396 defensive sword

 After lunch, we came back to the forge. Rikke was mass-producing knives, and I was finishing the guardian sword.
 Before finishing the sword, I asked Rike.

I don't think we should make another one of these and use the money for the blade.
...... If we go that far, won't that change the heirloom?
That's right.

 In the event that you've got a lot of money to spend, you'll be able to take advantage of it. It's not a good idea, is it?
 As Rikke said, the heirloom of the Amur family might change from the sword to that one. It's a gift from the King, so it's not going to change easily.
 Even if the current heirloom is no longer the one I struck and was given, it is still in existence.

 Apart from that, I need to establish a processing method for the heliocane.

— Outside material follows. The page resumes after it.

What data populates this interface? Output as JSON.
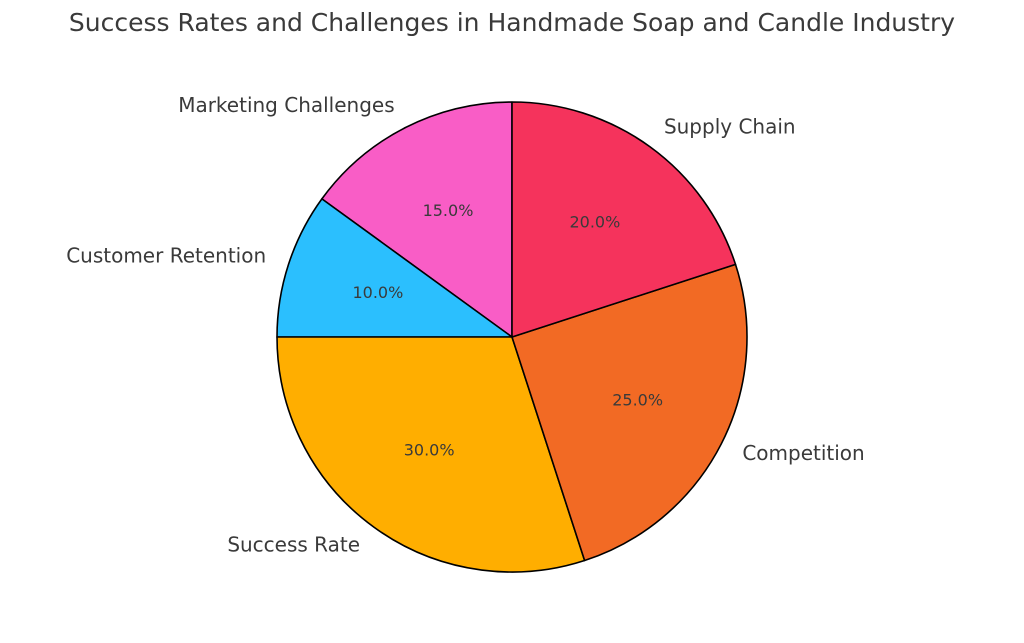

I'm going to work on that later.

Let's finish this one for now: ......
"Right. I'll work on this one too.

 I took the sword and Rike took the sheet metal, and went back to my work.

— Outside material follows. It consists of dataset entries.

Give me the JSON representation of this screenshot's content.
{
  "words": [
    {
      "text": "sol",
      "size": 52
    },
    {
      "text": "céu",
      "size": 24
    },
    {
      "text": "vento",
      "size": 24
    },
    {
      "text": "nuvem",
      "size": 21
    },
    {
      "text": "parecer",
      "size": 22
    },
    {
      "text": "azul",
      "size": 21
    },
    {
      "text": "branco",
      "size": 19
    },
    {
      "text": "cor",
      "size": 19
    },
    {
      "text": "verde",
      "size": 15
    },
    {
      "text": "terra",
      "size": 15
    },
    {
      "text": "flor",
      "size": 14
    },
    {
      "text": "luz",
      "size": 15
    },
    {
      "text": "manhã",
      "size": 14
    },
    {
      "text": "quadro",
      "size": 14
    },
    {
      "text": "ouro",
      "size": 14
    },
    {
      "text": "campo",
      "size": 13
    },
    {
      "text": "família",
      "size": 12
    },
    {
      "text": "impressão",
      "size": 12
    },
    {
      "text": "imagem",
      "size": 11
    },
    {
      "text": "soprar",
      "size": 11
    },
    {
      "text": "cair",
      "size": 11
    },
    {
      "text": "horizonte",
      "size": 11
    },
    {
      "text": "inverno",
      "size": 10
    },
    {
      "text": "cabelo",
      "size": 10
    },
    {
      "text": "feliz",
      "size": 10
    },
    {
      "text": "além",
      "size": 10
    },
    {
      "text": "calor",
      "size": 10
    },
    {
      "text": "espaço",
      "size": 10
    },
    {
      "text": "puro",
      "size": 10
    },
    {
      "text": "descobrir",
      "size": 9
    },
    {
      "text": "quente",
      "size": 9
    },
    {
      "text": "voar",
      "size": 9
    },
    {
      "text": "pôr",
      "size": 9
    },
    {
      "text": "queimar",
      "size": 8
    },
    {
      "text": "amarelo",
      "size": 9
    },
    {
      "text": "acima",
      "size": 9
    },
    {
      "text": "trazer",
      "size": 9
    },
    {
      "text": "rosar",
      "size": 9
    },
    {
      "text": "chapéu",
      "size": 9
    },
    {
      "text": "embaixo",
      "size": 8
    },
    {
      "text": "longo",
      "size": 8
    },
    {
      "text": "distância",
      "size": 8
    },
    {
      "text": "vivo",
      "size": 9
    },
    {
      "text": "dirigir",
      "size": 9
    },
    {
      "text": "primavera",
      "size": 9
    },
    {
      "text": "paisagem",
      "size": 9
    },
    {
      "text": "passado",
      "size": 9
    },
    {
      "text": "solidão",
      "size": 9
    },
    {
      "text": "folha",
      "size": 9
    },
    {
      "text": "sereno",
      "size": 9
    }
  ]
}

 The shape and surface of the sword had been finished by noon. So, I put the tempered clay on the blade. When the blade is quenched with this clay, there will be differences in the structure of the steel, just as in a sword, and the blade pattern will appear.
 After placing the clay, I went to the kitchen to boil water. I usually use water for quenching. When cooling in quenching, the cooling rate is different between the area where the clay is placed and the area where it is not, so warping occurs.
 Conversely, if the cooling rate is kept the same, warpage will not occur so much. For this reason, mineral oil is used for quenching so that the entire part is cooled slowly, but unfortunately we do not have such a product.
 Therefore, we aim to achieve the same effect as oil cooling by cooling with hot water. The temperature of the water should be adjusted so that it is not so hot as to boil, but so hot that it will surely burn you if you put your hand in it, and it is necessary to take into account the amount that will drop while the blade is being heated.
 Well, in my case, I have a cheat that makes it much easier for me.

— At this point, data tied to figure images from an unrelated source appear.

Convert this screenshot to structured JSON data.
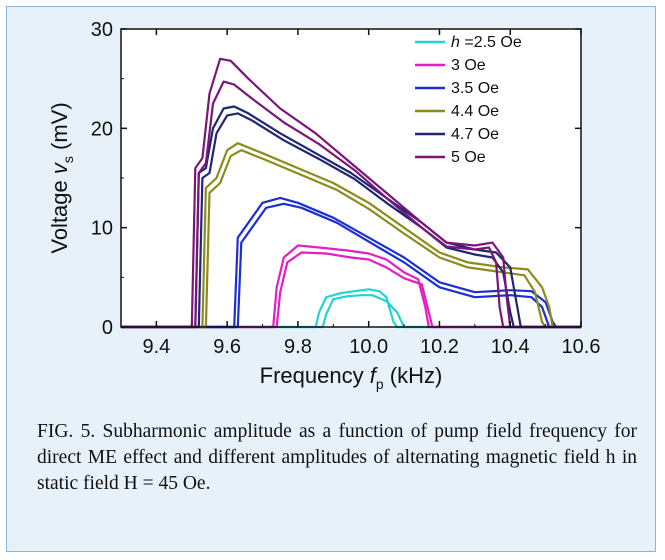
{
  "chart_data": {
    "type": "line",
    "xlabel": "Frequency",
    "xlabel_symbol": "f",
    "xlabel_subscript": "p",
    "xlabel_unit": "(kHz)",
    "ylabel": "Voltage",
    "ylabel_symbol": "v",
    "ylabel_subscript": "s",
    "ylabel_unit": "(mV)",
    "xlim": [
      9.3,
      10.6
    ],
    "ylim": [
      0,
      30
    ],
    "xticks": [
      9.4,
      9.6,
      9.8,
      10.0,
      10.2,
      10.4,
      10.6
    ],
    "xtick_labels": [
      "9.4",
      "9.6",
      "9.8",
      "10.0",
      "10.2",
      "10.4",
      "10.6"
    ],
    "yticks": [
      0,
      10,
      20,
      30
    ],
    "ytick_labels": [
      "0",
      "10",
      "20",
      "30"
    ],
    "legend_position": "top-right",
    "series": [
      {
        "name": "h =2.5 Oe",
        "legend_italic": "h",
        "legend_rest": " =2.5 Oe",
        "color": "#22d3d3",
        "upper": [
          [
            9.3,
            0
          ],
          [
            9.85,
            0
          ],
          [
            9.86,
            1.5
          ],
          [
            9.88,
            3.0
          ],
          [
            9.92,
            3.4
          ],
          [
            9.96,
            3.6
          ],
          [
            10.0,
            3.8
          ],
          [
            10.03,
            3.6
          ],
          [
            10.05,
            3.0
          ],
          [
            10.07,
            0.5
          ],
          [
            10.08,
            0
          ],
          [
            10.6,
            0
          ]
        ],
        "lower": [
          [
            9.3,
            0
          ],
          [
            9.87,
            0
          ],
          [
            9.88,
            1.3
          ],
          [
            9.9,
            2.8
          ],
          [
            9.94,
            3.1
          ],
          [
            9.98,
            3.2
          ],
          [
            10.01,
            3.2
          ],
          [
            10.05,
            2.6
          ],
          [
            10.08,
            1.5
          ],
          [
            10.1,
            0
          ],
          [
            10.6,
            0
          ]
        ]
      },
      {
        "name": "3 Oe",
        "color": "#e21fc4",
        "upper": [
          [
            9.3,
            0
          ],
          [
            9.73,
            0
          ],
          [
            9.74,
            4.0
          ],
          [
            9.76,
            7.0
          ],
          [
            9.8,
            8.2
          ],
          [
            9.86,
            8.0
          ],
          [
            9.94,
            7.7
          ],
          [
            10.0,
            7.4
          ],
          [
            10.05,
            6.8
          ],
          [
            10.1,
            5.5
          ],
          [
            10.14,
            4.8
          ],
          [
            10.16,
            2.0
          ],
          [
            10.17,
            0
          ],
          [
            10.6,
            0
          ]
        ],
        "lower": [
          [
            9.3,
            0
          ],
          [
            9.74,
            0
          ],
          [
            9.75,
            3.5
          ],
          [
            9.77,
            6.5
          ],
          [
            9.81,
            7.5
          ],
          [
            9.88,
            7.4
          ],
          [
            9.95,
            7.0
          ],
          [
            10.0,
            6.8
          ],
          [
            10.05,
            6.0
          ],
          [
            10.1,
            4.9
          ],
          [
            10.15,
            4.3
          ],
          [
            10.17,
            1.5
          ],
          [
            10.18,
            0
          ],
          [
            10.6,
            0
          ]
        ]
      },
      {
        "name": "3.5 Oe",
        "color": "#1c2fd1",
        "upper": [
          [
            9.3,
            0
          ],
          [
            9.62,
            0
          ],
          [
            9.63,
            9.0
          ],
          [
            9.66,
            10.5
          ],
          [
            9.7,
            12.5
          ],
          [
            9.75,
            13.0
          ],
          [
            9.8,
            12.5
          ],
          [
            9.9,
            11.0
          ],
          [
            10.0,
            9.0
          ],
          [
            10.1,
            7.0
          ],
          [
            10.2,
            4.5
          ],
          [
            10.3,
            3.5
          ],
          [
            10.4,
            3.7
          ],
          [
            10.46,
            3.6
          ],
          [
            10.5,
            2.5
          ],
          [
            10.52,
            0.5
          ],
          [
            10.53,
            0
          ],
          [
            10.6,
            0
          ]
        ],
        "lower": [
          [
            9.3,
            0
          ],
          [
            9.63,
            0
          ],
          [
            9.64,
            8.5
          ],
          [
            9.67,
            10.0
          ],
          [
            9.71,
            12.0
          ],
          [
            9.76,
            12.4
          ],
          [
            9.81,
            12.0
          ],
          [
            9.91,
            10.5
          ],
          [
            10.0,
            8.6
          ],
          [
            10.1,
            6.5
          ],
          [
            10.2,
            4.0
          ],
          [
            10.3,
            3.0
          ],
          [
            10.4,
            3.2
          ],
          [
            10.46,
            3.0
          ],
          [
            10.49,
            2.0
          ],
          [
            10.51,
            0
          ],
          [
            10.6,
            0
          ]
        ]
      },
      {
        "name": "4.4 Oe",
        "color": "#8c8c1c",
        "upper": [
          [
            9.3,
            0
          ],
          [
            9.53,
            0
          ],
          [
            9.54,
            14.0
          ],
          [
            9.57,
            15.0
          ],
          [
            9.6,
            17.8
          ],
          [
            9.63,
            18.5
          ],
          [
            9.7,
            17.5
          ],
          [
            9.8,
            16.0
          ],
          [
            9.9,
            14.5
          ],
          [
            10.0,
            12.5
          ],
          [
            10.1,
            10.0
          ],
          [
            10.2,
            7.5
          ],
          [
            10.28,
            6.5
          ],
          [
            10.38,
            6.0
          ],
          [
            10.45,
            5.8
          ],
          [
            10.49,
            4.0
          ],
          [
            10.51,
            2.0
          ],
          [
            10.52,
            0
          ],
          [
            10.6,
            0
          ]
        ],
        "lower": [
          [
            9.3,
            0
          ],
          [
            9.54,
            0
          ],
          [
            9.55,
            13.5
          ],
          [
            9.58,
            14.5
          ],
          [
            9.61,
            17.2
          ],
          [
            9.64,
            17.8
          ],
          [
            9.71,
            16.8
          ],
          [
            9.81,
            15.3
          ],
          [
            9.91,
            13.8
          ],
          [
            10.0,
            11.9
          ],
          [
            10.1,
            9.4
          ],
          [
            10.2,
            7.0
          ],
          [
            10.28,
            6.0
          ],
          [
            10.38,
            5.5
          ],
          [
            10.44,
            5.2
          ],
          [
            10.47,
            3.5
          ],
          [
            10.49,
            0.5
          ],
          [
            10.5,
            0
          ],
          [
            10.6,
            0
          ]
        ]
      },
      {
        "name": "4.7 Oe",
        "color": "#1f2672",
        "upper": [
          [
            9.3,
            0
          ],
          [
            9.51,
            0
          ],
          [
            9.52,
            15.5
          ],
          [
            9.54,
            16.0
          ],
          [
            9.56,
            20.0
          ],
          [
            9.59,
            22.0
          ],
          [
            9.62,
            22.2
          ],
          [
            9.66,
            21.5
          ],
          [
            9.75,
            19.5
          ],
          [
            9.85,
            17.5
          ],
          [
            9.95,
            15.5
          ],
          [
            10.05,
            13.0
          ],
          [
            10.15,
            10.5
          ],
          [
            10.22,
            8.5
          ],
          [
            10.3,
            7.8
          ],
          [
            10.36,
            7.5
          ],
          [
            10.4,
            6.0
          ],
          [
            10.42,
            2.0
          ],
          [
            10.43,
            0
          ],
          [
            10.6,
            0
          ]
        ],
        "lower": [
          [
            9.3,
            0
          ],
          [
            9.52,
            0
          ],
          [
            9.53,
            15.0
          ],
          [
            9.55,
            15.5
          ],
          [
            9.57,
            19.5
          ],
          [
            9.6,
            21.3
          ],
          [
            9.63,
            21.5
          ],
          [
            9.67,
            20.8
          ],
          [
            9.76,
            18.8
          ],
          [
            9.86,
            16.9
          ],
          [
            9.96,
            14.9
          ],
          [
            10.05,
            12.5
          ],
          [
            10.15,
            10.0
          ],
          [
            10.22,
            8.0
          ],
          [
            10.3,
            7.3
          ],
          [
            10.35,
            7.0
          ],
          [
            10.38,
            5.5
          ],
          [
            10.4,
            1.5
          ],
          [
            10.41,
            0
          ],
          [
            10.6,
            0
          ]
        ]
      },
      {
        "name": "5 Oe",
        "color": "#7a1678",
        "upper": [
          [
            9.3,
            0
          ],
          [
            9.5,
            0
          ],
          [
            9.51,
            16.0
          ],
          [
            9.53,
            17.0
          ],
          [
            9.55,
            23.5
          ],
          [
            9.58,
            27.0
          ],
          [
            9.61,
            26.8
          ],
          [
            9.66,
            25.0
          ],
          [
            9.75,
            22.0
          ],
          [
            9.85,
            19.5
          ],
          [
            9.95,
            16.5
          ],
          [
            10.05,
            13.5
          ],
          [
            10.15,
            10.5
          ],
          [
            10.22,
            8.5
          ],
          [
            10.3,
            8.2
          ],
          [
            10.35,
            8.5
          ],
          [
            10.38,
            7.0
          ],
          [
            10.39,
            3.0
          ],
          [
            10.4,
            0
          ],
          [
            10.6,
            0
          ]
        ],
        "lower": [
          [
            9.3,
            0
          ],
          [
            9.51,
            0
          ],
          [
            9.52,
            15.5
          ],
          [
            9.54,
            16.5
          ],
          [
            9.56,
            22.5
          ],
          [
            9.59,
            24.7
          ],
          [
            9.62,
            24.4
          ],
          [
            9.67,
            23.0
          ],
          [
            9.76,
            20.6
          ],
          [
            9.86,
            18.4
          ],
          [
            9.96,
            15.8
          ],
          [
            10.05,
            13.0
          ],
          [
            10.15,
            10.0
          ],
          [
            10.22,
            8.1
          ],
          [
            10.3,
            7.8
          ],
          [
            10.34,
            8.0
          ],
          [
            10.36,
            6.5
          ],
          [
            10.37,
            2.0
          ],
          [
            10.38,
            0
          ],
          [
            10.6,
            0
          ]
        ]
      }
    ]
  },
  "caption": "FIG. 5. Subharmonic amplitude as a function of pump field frequency for direct ME effect and different amplitudes of alternating magnetic field h in static field H = 45 Oe."
}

 The sword is heated in the fireplace. Just before it reaches a temperature suitable for quenching, I glance at the jar containing the boiled water, and it seems to be at just the right temperature.
 I took the blade out of the fireplace and thrust it vertically into the jar. A sizzling sound is heard, and I feel a cooling sensation from the blade to my hand through the tool.
 It's a cheat, telling me what the current state is and when to take it out.
 When I took it out of the bottle at the timing it was telling me, a slightly warped blade of a dagger appeared. It seems to have worked.

 After that, I lightly roasted it over the fire in the anvil to heat it again for tempering, then placed the blade on the anvil and hammered out the slight warp and distortion that inevitably appeared. The dagger is straightened when the rhythmic throbbing in the forge stops.
 The blade is polished and sharpened by changing the grindstone from rough to fine. In the previous world, there were craftsmen specializing in this process even for kitchen knives, but here, too, I benefited from the process and finished it myself.

 Finally, the surface is polished with an iron rod to make the blade stand out a little, and the blade is complete. This time, too, the cutting edge is not too protruding, and the blade is finished in a loose curve.
 Although I was not conscious of it, it has the atmosphere of a smaller version of the one I made for Nilda before. I've often heard that "you can tell whose hand a work is by its features," and I think I understand why.

 I held the blade of my dagger up to the falling sunlight, and as the orange light reflected off it, the clang of the forge's bell sounded. Everyone who had gone hunting must have returned.

The rest will be tomorrow.

 I listened to the sound and stretched my back, calling out to Rike as I began to clean up the forge.